Peerbooms O, Rutten BPF, Collip D, Lardinois M, Lataster T, Thewissen V, Mafi Rad S, Drukker M, Kenis G, van Os J, Myin-Germeys I, van Winkel R. Evidence that interactive effects of COMT and MTHFR moderate psychotic response to environmental stress.

Objective:  A functional interaction between Catechol-O-Methyltransferase (COMT) Val158Met and methylenetetrahydrofolate reductase (MTHFR) C677T has been shown to differentially affect cognition in patients with schizophrenia and healthy controls; the effect of COMT Val158Met × MTHFR interaction on resilience to stress in patients and controls remains to be examined.

Method:  A total of 98 patients with non-affective psychotic disorder and 118 controls were genotyped for MTHFR C677T, MTHFR A1298C, and COMTVal158Met. Daily life reactivity to stress, modelled as the effect of daily life stress on psychotic experiences, was measured using the experience sampling method (ESM).

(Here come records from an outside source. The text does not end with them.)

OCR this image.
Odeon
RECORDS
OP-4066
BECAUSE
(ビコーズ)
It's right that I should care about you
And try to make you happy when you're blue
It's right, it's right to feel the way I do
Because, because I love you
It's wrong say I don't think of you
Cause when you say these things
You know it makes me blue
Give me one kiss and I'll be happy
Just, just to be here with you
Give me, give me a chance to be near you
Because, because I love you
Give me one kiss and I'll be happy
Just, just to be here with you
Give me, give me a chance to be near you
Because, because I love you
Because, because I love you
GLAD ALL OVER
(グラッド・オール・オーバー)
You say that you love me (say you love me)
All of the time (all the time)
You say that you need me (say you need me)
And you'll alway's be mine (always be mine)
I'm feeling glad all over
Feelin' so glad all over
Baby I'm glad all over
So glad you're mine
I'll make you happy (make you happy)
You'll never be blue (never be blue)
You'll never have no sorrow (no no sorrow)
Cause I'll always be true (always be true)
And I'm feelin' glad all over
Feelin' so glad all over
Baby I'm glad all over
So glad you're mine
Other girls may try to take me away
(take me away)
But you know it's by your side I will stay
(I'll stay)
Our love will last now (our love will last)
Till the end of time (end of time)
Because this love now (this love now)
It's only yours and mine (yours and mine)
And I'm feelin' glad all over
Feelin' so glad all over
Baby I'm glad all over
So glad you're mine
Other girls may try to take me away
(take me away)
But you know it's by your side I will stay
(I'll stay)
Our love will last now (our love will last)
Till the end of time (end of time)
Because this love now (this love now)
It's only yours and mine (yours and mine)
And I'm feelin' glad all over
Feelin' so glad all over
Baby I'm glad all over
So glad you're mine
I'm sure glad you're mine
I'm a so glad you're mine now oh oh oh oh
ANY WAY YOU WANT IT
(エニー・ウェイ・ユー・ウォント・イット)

Results:  The MTHFR C677T genotype moderated the interaction between COMT Val158Met genotype and stress in patients (P < 0.0001), but not in controls (P = 0.68). Further examination of this interaction revealed that in patients with the MTHFR 677 T-allele, COMT Met/Met individuals displayed the largest increases in psychotic symptoms in reaction to ESM stress [χ2(2) = 29.51; P < 0.0001], whereas in patients with the MTHFR 677 C/C genotype no significant COMT Val158Met × ESM stress interaction was apparent [χ2(2) = 3.65; P = 0.16]. No moderating effect of MTHFR A1298C was found.

Conclusion:  Stress reactivity associated with COMT Val158Met in patients with psychosis may crucially depend on MTHFR C677T genotype.